# Some scenery questions....



## oddtodd (Nov 5, 2013)

First question. What is the paper towel and drywall compound method? DO you thin the mud down like paper mache? How do you get the lines out? Do you just use ground foam or do you put a thin layer of regular mud over the top of it? Does this work on foam mountains? I'm in an apartment, so this seems like a better method than hydrocal. It's water soluble so if I get it anywhere I can just borrow my dad's carpet cleaner.  I've got a VERY sharp filleting knife for cutting the pink foam. Will this work, or am I going to have to cut it over at my dad's with a jig saw? What makes the cleanest edge when you cut it? So many questions before I can even get started.


----------



## raleets (Jan 2, 2011)

I used plaster cloth over cardboard basket weave to construct my mountain.

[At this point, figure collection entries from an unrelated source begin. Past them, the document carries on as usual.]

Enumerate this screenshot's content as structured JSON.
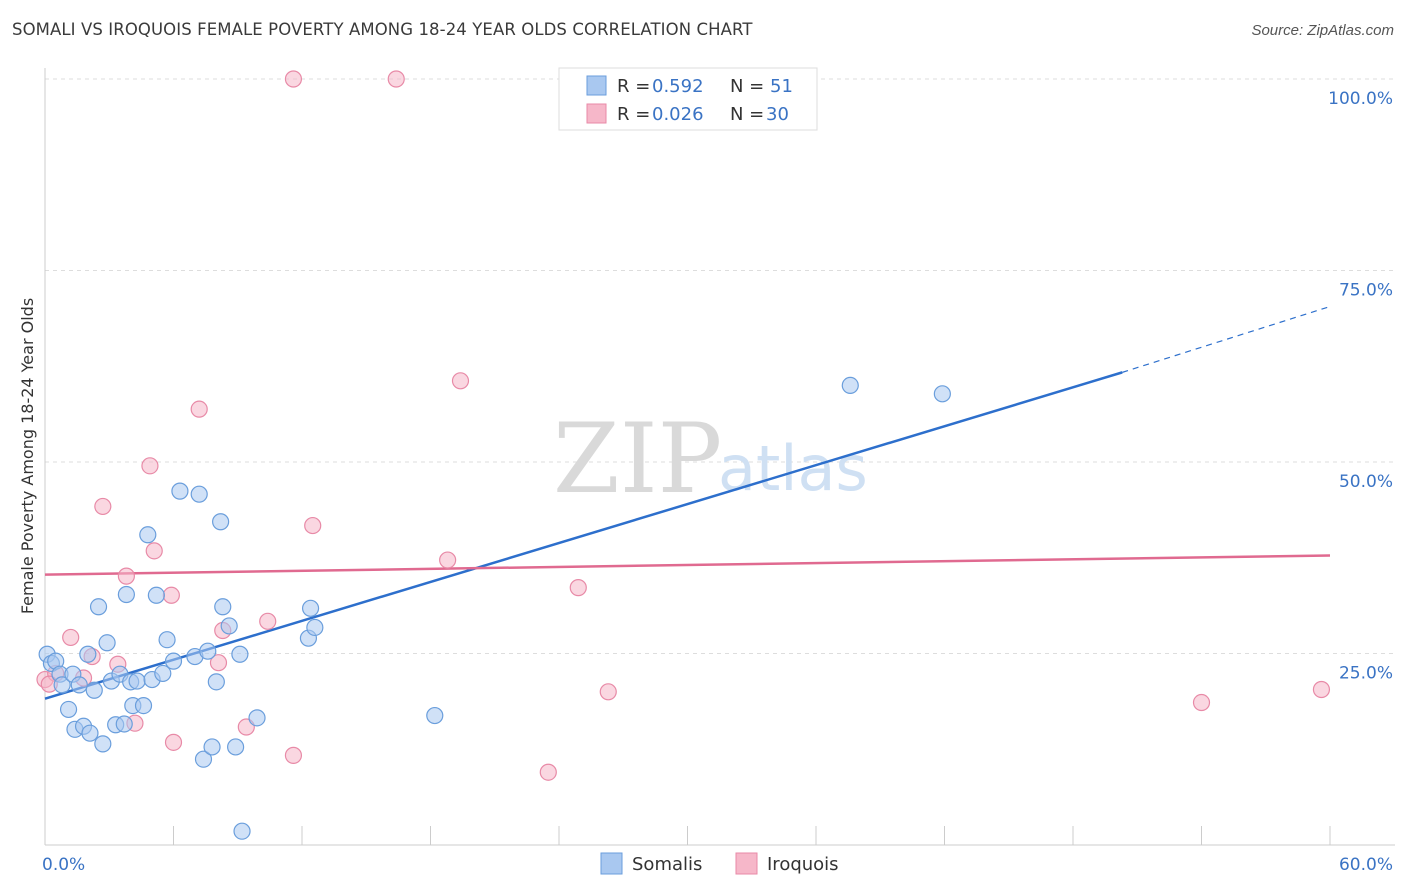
{
  "header": {
    "title": "SOMALI VS IROQUOIS FEMALE POVERTY AMONG 18-24 YEAR OLDS CORRELATION CHART",
    "source": "Source: ZipAtlas.com"
  },
  "watermark": {
    "zip": "ZIP",
    "atlas": "atlas"
  },
  "legend_top": {
    "rows": [
      {
        "r_label": "R =",
        "r_value": "0.592",
        "n_label": "N =",
        "n_value": "51",
        "color": "#a9c8f0"
      },
      {
        "r_label": "R =",
        "r_value": "0.026",
        "n_label": "N =",
        "n_value": "30",
        "color": "#f6b7c9"
      }
    ]
  },
  "legend_bottom": [
    {
      "label": "Somalis",
      "color": "#a9c8f0"
    },
    {
      "label": "Iroquois",
      "color": "#f6b7c9"
    }
  ],
  "colors": {
    "somali_fill": "#a9c8f0",
    "somali_stroke": "#6a9edc",
    "somali_line": "#2d6fcc",
    "iroquois_fill": "#f6b7c9",
    "iroquois_stroke": "#e88aa7",
    "iroquois_line": "#e06a90",
    "tick_text": "#3a73c4",
    "grid": "#dddddd"
  },
  "chart_data": {
    "type": "scatter",
    "title": "SOMALI VS IROQUOIS FEMALE POVERTY AMONG 18-24 YEAR OLDS CORRELATION CHART",
    "ylabel": "Female Poverty Among 18-24 Year Olds",
    "xlim": [
      0,
      60
    ],
    "ylim": [
      0,
      100
    ],
    "x_tick_labels": [
      "0.0%",
      "60.0%"
    ],
    "y_tick_labels": [
      "25.0%",
      "50.0%",
      "75.0%",
      "100.0%"
    ],
    "y_ticks": [
      25,
      50,
      75,
      100
    ],
    "grid": true,
    "legend_position": "top-center",
    "series": [
      {
        "name": "Somalis",
        "r": 0.592,
        "n": 51,
        "points": [
          [
            0.1,
            24.9
          ],
          [
            0.3,
            23.7
          ],
          [
            0.5,
            24.0
          ],
          [
            0.7,
            22.3
          ],
          [
            0.8,
            20.9
          ],
          [
            1.1,
            17.7
          ],
          [
            1.3,
            22.3
          ],
          [
            1.4,
            15.1
          ],
          [
            1.6,
            20.9
          ],
          [
            1.8,
            15.5
          ],
          [
            2.0,
            24.9
          ],
          [
            2.1,
            14.6
          ],
          [
            2.3,
            20.2
          ],
          [
            2.5,
            31.1
          ],
          [
            2.7,
            13.2
          ],
          [
            2.9,
            26.4
          ],
          [
            3.1,
            21.4
          ],
          [
            3.3,
            15.7
          ],
          [
            3.5,
            22.3
          ],
          [
            3.7,
            15.8
          ],
          [
            3.8,
            32.7
          ],
          [
            4.0,
            21.3
          ],
          [
            4.1,
            18.2
          ],
          [
            4.3,
            21.4
          ],
          [
            4.6,
            18.2
          ],
          [
            4.8,
            40.5
          ],
          [
            5.0,
            21.6
          ],
          [
            5.2,
            32.6
          ],
          [
            5.5,
            22.4
          ],
          [
            5.7,
            26.8
          ],
          [
            6.0,
            24.0
          ],
          [
            6.3,
            46.2
          ],
          [
            7.0,
            24.6
          ],
          [
            7.2,
            45.8
          ],
          [
            7.4,
            11.2
          ],
          [
            7.6,
            25.3
          ],
          [
            7.8,
            12.8
          ],
          [
            8.0,
            21.3
          ],
          [
            8.2,
            42.2
          ],
          [
            8.3,
            31.1
          ],
          [
            8.6,
            28.6
          ],
          [
            8.9,
            12.8
          ],
          [
            9.1,
            24.9
          ],
          [
            9.2,
            1.8
          ],
          [
            9.9,
            16.6
          ],
          [
            12.3,
            27.0
          ],
          [
            12.4,
            30.9
          ],
          [
            12.6,
            28.4
          ],
          [
            18.2,
            16.9
          ],
          [
            37.6,
            60.0
          ],
          [
            41.9,
            58.9
          ]
        ],
        "trend": {
          "x": [
            0,
            50.3
          ],
          "y": [
            19.1,
            61.7
          ],
          "dashed_to": [
            60,
            70.3
          ]
        }
      },
      {
        "name": "Iroquois",
        "r": 0.026,
        "n": 30,
        "points": [
          [
            0.0,
            21.6
          ],
          [
            0.5,
            22.4
          ],
          [
            1.2,
            27.1
          ],
          [
            1.8,
            21.8
          ],
          [
            2.2,
            24.6
          ],
          [
            2.7,
            44.2
          ],
          [
            3.4,
            23.6
          ],
          [
            3.8,
            35.1
          ],
          [
            4.2,
            15.9
          ],
          [
            4.9,
            49.5
          ],
          [
            5.1,
            38.4
          ],
          [
            5.9,
            32.6
          ],
          [
            6.0,
            13.4
          ],
          [
            7.2,
            56.9
          ],
          [
            8.1,
            23.8
          ],
          [
            8.3,
            28.0
          ],
          [
            9.4,
            15.4
          ],
          [
            10.4,
            29.2
          ],
          [
            11.6,
            11.7
          ],
          [
            11.6,
            100.0
          ],
          [
            12.5,
            41.7
          ],
          [
            16.4,
            100.0
          ],
          [
            18.8,
            37.2
          ],
          [
            19.4,
            60.6
          ],
          [
            23.5,
            9.5
          ],
          [
            24.9,
            33.6
          ],
          [
            26.3,
            20.0
          ],
          [
            54.0,
            18.6
          ],
          [
            59.6,
            20.3
          ],
          [
            0.2,
            21.0
          ]
        ],
        "trend": {
          "x": [
            0,
            60
          ],
          "y": [
            35.3,
            37.8
          ]
        }
      }
    ]
  }
}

It was simple, fast, and easy.
I cut my foam board with a utility knife. Worked just fine.
Good luck,
Bob


----------



## waltr (Aug 15, 2011)

There are many methods and many more variations on these methods.
Best id to do some web searches and read about these. Don't forget to search YouTube as there are many good videos on doing scenery.
Then experiment on a test piece. This can be just a piece of heavy cardboard onto which you build up the terrain. If it doesn't work right then trow it away and try again.


----------